Bart Linssen, Managing Director, Enercon Taiwan
Events in the US shows us how much democracy and democratic values are under attack. The world is increasingly polarised, and autocrats anywhere have ample platforms to stir sentiments. Our preoccupation with Covid-19 has dampened the impact on related news but when the epidemic gets managed by mid-2021, China’s confidence and the US’s political instability may come together, resulting in events that will shake the markets.
Travelling will pick up dramatically in the middle of 2021 as soon as a vaccination allows us to move freely, but people will stay closer to home. Globally Covid-19 will be with us for at least for two years to come.

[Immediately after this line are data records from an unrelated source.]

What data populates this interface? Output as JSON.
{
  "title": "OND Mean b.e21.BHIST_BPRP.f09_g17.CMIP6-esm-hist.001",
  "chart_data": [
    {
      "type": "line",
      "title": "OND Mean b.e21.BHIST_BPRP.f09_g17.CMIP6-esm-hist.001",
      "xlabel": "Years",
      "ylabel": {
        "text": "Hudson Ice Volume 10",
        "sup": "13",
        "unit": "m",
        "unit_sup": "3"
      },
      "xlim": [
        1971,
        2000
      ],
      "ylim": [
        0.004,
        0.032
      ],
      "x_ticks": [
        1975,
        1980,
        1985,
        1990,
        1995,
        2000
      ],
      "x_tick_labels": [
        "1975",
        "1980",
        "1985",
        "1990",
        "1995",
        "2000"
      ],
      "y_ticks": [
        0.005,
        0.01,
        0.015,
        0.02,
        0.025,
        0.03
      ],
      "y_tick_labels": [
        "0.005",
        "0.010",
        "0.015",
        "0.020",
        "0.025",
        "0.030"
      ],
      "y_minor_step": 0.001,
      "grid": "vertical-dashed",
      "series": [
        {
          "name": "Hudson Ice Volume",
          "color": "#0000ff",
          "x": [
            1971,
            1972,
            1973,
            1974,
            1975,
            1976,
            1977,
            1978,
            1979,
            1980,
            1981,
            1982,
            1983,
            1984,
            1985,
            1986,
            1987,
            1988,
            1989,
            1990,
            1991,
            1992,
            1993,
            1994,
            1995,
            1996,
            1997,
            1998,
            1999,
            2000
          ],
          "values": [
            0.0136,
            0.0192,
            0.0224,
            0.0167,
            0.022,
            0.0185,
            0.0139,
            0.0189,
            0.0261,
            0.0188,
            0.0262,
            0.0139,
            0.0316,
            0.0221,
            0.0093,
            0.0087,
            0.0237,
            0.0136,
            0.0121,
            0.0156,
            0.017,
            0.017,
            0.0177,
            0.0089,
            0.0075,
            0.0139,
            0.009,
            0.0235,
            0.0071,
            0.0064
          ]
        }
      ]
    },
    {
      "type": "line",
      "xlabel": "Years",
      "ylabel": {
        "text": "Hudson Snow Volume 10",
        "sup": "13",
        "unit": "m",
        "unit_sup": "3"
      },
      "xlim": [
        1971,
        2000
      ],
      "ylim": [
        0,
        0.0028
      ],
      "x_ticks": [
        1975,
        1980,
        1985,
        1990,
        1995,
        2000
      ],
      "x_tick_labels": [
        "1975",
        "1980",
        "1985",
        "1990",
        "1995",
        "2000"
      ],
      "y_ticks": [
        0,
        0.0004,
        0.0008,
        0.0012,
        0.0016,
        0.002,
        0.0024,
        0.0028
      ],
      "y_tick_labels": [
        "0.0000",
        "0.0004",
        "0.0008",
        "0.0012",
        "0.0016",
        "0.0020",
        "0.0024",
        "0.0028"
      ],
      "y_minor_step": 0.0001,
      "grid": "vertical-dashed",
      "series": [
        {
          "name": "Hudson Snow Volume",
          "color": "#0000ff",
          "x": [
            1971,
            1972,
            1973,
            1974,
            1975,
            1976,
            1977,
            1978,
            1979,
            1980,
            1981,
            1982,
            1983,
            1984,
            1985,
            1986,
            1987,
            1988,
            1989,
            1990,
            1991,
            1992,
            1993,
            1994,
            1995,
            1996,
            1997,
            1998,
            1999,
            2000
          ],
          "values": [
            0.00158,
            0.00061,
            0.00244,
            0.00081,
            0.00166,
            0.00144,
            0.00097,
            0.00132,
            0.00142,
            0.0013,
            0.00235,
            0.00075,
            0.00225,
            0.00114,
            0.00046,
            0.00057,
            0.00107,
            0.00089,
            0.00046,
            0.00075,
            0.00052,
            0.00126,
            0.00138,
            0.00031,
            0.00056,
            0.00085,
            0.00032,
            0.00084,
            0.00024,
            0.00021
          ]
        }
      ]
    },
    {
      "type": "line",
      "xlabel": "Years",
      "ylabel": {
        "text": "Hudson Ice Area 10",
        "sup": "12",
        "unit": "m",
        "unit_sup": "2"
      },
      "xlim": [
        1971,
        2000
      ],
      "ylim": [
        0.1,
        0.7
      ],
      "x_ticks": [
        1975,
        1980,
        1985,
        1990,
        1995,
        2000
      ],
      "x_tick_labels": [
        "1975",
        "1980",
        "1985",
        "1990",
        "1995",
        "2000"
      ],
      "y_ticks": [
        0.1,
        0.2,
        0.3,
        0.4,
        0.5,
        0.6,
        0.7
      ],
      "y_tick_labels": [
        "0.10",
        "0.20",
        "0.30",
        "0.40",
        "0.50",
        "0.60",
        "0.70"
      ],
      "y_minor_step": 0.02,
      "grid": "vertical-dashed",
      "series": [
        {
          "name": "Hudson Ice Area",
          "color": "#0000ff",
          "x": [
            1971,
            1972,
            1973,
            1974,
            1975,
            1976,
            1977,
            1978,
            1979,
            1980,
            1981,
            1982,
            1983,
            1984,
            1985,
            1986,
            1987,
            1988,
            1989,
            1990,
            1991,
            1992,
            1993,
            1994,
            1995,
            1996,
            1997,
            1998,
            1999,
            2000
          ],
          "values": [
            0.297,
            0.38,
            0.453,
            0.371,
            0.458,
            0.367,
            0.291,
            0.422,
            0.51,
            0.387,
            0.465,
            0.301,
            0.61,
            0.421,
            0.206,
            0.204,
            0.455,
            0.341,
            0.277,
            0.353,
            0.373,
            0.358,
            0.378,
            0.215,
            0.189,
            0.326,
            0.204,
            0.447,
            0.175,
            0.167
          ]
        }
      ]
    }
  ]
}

Taiwan’s way out of Covid-19 will be through vaccines as well. Predicted to be available in March 2021, it will take well until end of 2021 before enough people get vaccinated to lift all restrictions.
The implementation of the electricity act and requirement of 10% renewable energy for industry will finally increase investment in cheap onshore wind.
Frederic Chevallier, Managing Director, Kuehne + Nagel
Supply chain disruption should start to slowly improve in the second quarter of 2021, but it will not achieve the pre-Covid-19 level before 2022. Taiwanese exporters and importers will continue to be challenged by equipment and space availability as carriers are prioritising higher revenue lanes such as China/US-EU.
Another challenge for Taiwanese exporters will be the weak US dollar that should remain for most of 2021. It will affect their competitiveness but at the same time, it will offer them an opportunity to automate production and improve productivity.
The development of demand in Europe and US will be of great interest. The first half of 2021 should see a slower economy in Europe and US. There is a good chance that we observe a rebound of the US economy in second half but the same may not happen in Europe before 2022. It will be highly influenced by the monetary policies and the continuity of the various subventions.
Some key Taiwanese sectors such as bicycles, healthcare and the high-tech industry will continue to see strong development of exports from Taiwan. The environmental industry and the automation industry should boost imports into Taiwan.
Irene Feng, Managing Director, Fresenius Medical Care Group
The Covid-19 pandemic tragedy has affected the world dramatically and led to many new norms which we must learn to adapt to. From the healthcare enhancement perspective, the pandemic reminds us of the importance of going back to the fundamentals in leading a healthy lifestyle by eating well, staying physically active and maintaining good mental health, which can help us to live with the new norms and also prevent the onset of related chronic diseases. Digital wearable devices, big data for prediction models and AI in healthcare will become indispensable for human society.